My children love to pretend. Love it. They could spend their entire day in a magical world of princesses, race cars, trains, princes, dragons, and dinosaurs- all together- intertwined with a plot and a sub-plot etc.
I get don't. I get bored. I have no interest in playing their games or being all excited over a monkey. 'oh look a monkey- yep it is still a monkey.' This makes me feel guilty. Because I force myself to play in their land and I am afraid my lack of enthusiasm carries through. Playing sometimes is literally painful- I'll get a headache- I get exhausted- my mind just does not want to engage that way.
My preferred activity? reading, crafts, sports, running- things that are quiet and not so intensive. Sometimes when I hear 'mama' called over and over again I want to scream or cry or hide or run away.

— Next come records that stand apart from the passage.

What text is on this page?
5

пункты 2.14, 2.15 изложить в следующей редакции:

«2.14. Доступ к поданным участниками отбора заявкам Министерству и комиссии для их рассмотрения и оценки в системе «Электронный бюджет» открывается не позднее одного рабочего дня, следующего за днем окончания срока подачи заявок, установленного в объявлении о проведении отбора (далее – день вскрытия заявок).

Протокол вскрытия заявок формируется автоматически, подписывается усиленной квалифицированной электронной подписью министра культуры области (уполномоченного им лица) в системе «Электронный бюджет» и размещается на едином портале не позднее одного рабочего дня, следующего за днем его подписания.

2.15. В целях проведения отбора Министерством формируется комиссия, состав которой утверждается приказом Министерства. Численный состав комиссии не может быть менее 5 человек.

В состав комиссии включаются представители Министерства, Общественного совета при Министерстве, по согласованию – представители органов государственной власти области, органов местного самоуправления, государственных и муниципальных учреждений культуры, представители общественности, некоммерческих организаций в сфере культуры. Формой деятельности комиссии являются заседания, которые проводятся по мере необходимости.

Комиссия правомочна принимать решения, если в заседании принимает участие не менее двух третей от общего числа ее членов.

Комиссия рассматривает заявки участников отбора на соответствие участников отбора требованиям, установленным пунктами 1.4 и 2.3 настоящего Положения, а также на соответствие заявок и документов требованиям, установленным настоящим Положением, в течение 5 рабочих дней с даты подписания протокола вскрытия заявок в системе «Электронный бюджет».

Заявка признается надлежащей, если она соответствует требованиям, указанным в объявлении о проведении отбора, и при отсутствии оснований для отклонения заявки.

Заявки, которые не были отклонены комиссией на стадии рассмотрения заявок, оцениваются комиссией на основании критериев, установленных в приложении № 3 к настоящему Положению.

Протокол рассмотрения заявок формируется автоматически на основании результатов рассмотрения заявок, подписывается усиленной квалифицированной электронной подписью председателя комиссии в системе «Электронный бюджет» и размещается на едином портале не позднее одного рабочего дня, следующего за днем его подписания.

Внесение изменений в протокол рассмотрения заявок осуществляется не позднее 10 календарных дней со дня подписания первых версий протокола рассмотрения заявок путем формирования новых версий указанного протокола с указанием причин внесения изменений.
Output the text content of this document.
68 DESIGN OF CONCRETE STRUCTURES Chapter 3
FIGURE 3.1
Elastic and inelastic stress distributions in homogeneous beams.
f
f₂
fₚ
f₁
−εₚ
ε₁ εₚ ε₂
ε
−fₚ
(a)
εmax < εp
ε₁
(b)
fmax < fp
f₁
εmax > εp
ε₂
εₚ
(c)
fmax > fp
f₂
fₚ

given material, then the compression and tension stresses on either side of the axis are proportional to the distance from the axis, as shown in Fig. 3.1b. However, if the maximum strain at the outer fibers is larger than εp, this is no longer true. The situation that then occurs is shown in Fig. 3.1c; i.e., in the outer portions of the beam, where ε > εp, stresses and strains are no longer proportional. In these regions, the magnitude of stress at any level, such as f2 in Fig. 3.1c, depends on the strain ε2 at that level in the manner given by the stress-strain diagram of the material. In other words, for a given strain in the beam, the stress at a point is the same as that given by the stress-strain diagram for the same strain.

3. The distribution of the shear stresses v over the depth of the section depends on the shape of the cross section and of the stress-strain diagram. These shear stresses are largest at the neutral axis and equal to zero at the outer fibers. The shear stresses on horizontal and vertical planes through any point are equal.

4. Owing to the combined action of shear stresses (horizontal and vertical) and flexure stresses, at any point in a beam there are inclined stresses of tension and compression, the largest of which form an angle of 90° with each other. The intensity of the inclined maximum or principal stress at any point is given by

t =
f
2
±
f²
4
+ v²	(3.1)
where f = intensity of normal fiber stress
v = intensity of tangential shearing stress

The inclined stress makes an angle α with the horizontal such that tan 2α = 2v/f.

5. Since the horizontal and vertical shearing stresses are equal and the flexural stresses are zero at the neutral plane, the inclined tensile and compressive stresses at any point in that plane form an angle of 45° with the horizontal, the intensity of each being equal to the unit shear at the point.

It makes me sad sometimes that their enthusiasm is wasted on me- working up the energy to engage sometimes is too much. I am willing to admit I am jealous of moms who can do this tirelessly. I guess it all comes down to embracing our differences. As independent and social as Princess is as snuggly and cuddly as Peas is, as enthusiastic and energetic as Stinky is- we all have our personalities and our quirks.
This is not to say I have a bad imagination- just that- it functions differently- I can loose myself in a book in a heartbeat- be there with the characters- loose myself in thought on a run- but in a pretend world I can't seem to.